Even if you spend five percent of your day fighting the following variables, you’re leading equity. Accept them—don’t deny them—pivot and keep moving forward.
The Economy
AI and Automation Disruption
“Unfair” Hiring Processes
Aging
Change is Inevitable
Nostalgia doesn’t pay the bills, and ‘experience’ is a trap if not accompanied by constant evolution. If you can’t explain to your interviewer what you’ve done to rebuild your skillset over the last 12 months, you’re a dinosaur waiting for the asteroid. Rather than just ‘handling’ change, employers want to see that you thrive on it and are willing to master the tools that are terrifying many of their employees.
The Golden Rule
If there’s one business reality that’s pointless to oppose, it’s the Golden Rule. Whoever has the gold makes the rules. If you want to dictate your employment terms, start your own business. Until then, you’re playing the employer’s game on their turf by their rules. It’s not necessary to like the employer’s rules, but you must abide by them, especially during their hiring process, to be hired.
Arguing with business realities has the consequence of you always losing. Essentially, you are telling yourself comforting lies, or buying into comforting lies being told, to make yourself feel better about not getting what you want.

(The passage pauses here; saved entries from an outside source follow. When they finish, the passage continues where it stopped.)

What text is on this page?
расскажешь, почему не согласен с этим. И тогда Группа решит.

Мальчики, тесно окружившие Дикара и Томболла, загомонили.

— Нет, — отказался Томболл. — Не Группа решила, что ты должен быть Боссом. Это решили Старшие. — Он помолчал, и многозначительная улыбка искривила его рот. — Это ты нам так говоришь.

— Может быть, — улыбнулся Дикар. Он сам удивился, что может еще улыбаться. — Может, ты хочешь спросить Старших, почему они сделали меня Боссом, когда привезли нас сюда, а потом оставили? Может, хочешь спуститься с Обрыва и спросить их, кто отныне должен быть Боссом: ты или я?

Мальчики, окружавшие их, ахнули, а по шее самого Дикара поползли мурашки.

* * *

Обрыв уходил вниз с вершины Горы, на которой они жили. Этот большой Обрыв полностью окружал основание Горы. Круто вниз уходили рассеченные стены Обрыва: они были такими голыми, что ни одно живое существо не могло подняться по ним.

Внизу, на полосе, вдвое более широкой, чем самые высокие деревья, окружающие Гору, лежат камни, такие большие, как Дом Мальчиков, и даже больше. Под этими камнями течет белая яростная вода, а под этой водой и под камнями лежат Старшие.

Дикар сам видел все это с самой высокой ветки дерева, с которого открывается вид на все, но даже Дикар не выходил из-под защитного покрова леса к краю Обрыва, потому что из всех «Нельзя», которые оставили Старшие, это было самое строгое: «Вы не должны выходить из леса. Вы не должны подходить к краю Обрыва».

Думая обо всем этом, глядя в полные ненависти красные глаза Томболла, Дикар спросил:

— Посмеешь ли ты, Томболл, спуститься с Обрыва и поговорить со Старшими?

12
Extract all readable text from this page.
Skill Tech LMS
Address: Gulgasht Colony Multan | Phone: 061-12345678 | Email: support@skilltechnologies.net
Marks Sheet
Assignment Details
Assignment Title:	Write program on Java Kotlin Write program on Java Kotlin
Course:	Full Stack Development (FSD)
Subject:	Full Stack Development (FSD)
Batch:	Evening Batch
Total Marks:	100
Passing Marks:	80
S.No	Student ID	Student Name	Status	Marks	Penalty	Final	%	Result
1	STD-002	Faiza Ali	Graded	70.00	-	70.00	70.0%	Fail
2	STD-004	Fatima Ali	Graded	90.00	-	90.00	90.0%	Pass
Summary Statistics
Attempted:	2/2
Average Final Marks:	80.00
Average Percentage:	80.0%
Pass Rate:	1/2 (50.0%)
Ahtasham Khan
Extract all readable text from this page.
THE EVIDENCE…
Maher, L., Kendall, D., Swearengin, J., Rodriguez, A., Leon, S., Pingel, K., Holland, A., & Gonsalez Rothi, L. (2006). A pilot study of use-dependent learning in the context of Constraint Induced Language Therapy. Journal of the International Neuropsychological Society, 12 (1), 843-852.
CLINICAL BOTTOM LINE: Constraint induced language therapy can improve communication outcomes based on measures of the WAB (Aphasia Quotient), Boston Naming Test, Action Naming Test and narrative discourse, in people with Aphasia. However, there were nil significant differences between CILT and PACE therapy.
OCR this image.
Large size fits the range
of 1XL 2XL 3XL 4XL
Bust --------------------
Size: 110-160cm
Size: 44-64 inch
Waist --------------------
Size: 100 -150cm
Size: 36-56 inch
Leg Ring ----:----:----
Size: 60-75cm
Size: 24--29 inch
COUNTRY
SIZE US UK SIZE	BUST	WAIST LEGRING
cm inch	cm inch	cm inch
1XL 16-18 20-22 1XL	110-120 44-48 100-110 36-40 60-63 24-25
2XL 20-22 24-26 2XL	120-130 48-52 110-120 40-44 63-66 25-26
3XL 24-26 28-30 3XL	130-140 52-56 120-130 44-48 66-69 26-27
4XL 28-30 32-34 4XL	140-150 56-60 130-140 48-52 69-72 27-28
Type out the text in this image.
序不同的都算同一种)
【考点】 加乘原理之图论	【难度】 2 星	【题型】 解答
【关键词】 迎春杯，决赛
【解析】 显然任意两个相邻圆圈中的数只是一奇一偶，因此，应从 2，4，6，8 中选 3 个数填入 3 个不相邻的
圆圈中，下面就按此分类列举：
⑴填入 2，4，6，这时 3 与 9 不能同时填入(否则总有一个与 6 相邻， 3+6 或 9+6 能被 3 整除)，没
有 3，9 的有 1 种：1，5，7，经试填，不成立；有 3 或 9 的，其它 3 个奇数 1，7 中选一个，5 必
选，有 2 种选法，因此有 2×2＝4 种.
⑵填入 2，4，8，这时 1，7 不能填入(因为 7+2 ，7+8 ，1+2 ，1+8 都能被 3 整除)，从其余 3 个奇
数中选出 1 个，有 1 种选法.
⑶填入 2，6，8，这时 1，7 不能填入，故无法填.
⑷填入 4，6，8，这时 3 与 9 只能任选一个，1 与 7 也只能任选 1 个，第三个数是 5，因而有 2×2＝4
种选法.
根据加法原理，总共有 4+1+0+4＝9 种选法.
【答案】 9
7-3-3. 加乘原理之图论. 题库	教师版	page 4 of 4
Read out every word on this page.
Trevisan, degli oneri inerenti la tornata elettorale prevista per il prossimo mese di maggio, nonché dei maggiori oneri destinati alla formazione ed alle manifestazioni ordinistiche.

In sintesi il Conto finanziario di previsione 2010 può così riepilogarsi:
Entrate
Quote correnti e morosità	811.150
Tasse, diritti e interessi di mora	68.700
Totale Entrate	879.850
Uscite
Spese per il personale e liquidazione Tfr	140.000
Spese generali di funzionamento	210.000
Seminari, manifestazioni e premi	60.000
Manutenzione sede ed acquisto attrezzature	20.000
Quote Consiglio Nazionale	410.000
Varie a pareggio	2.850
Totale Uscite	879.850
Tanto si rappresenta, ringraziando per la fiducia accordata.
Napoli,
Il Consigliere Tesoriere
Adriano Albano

Public outbursts on LinkedIn aren’t the answer. The only thing such behaviour does is signal to employers that you are unable to manage your emotions, making you a high-risk hire.
Resisting business realities is why many job seekers are experiencing prolonged unemployment; your job search strategy is to refrain from complaining and focus on proving to employers that you can contribute to their profitability.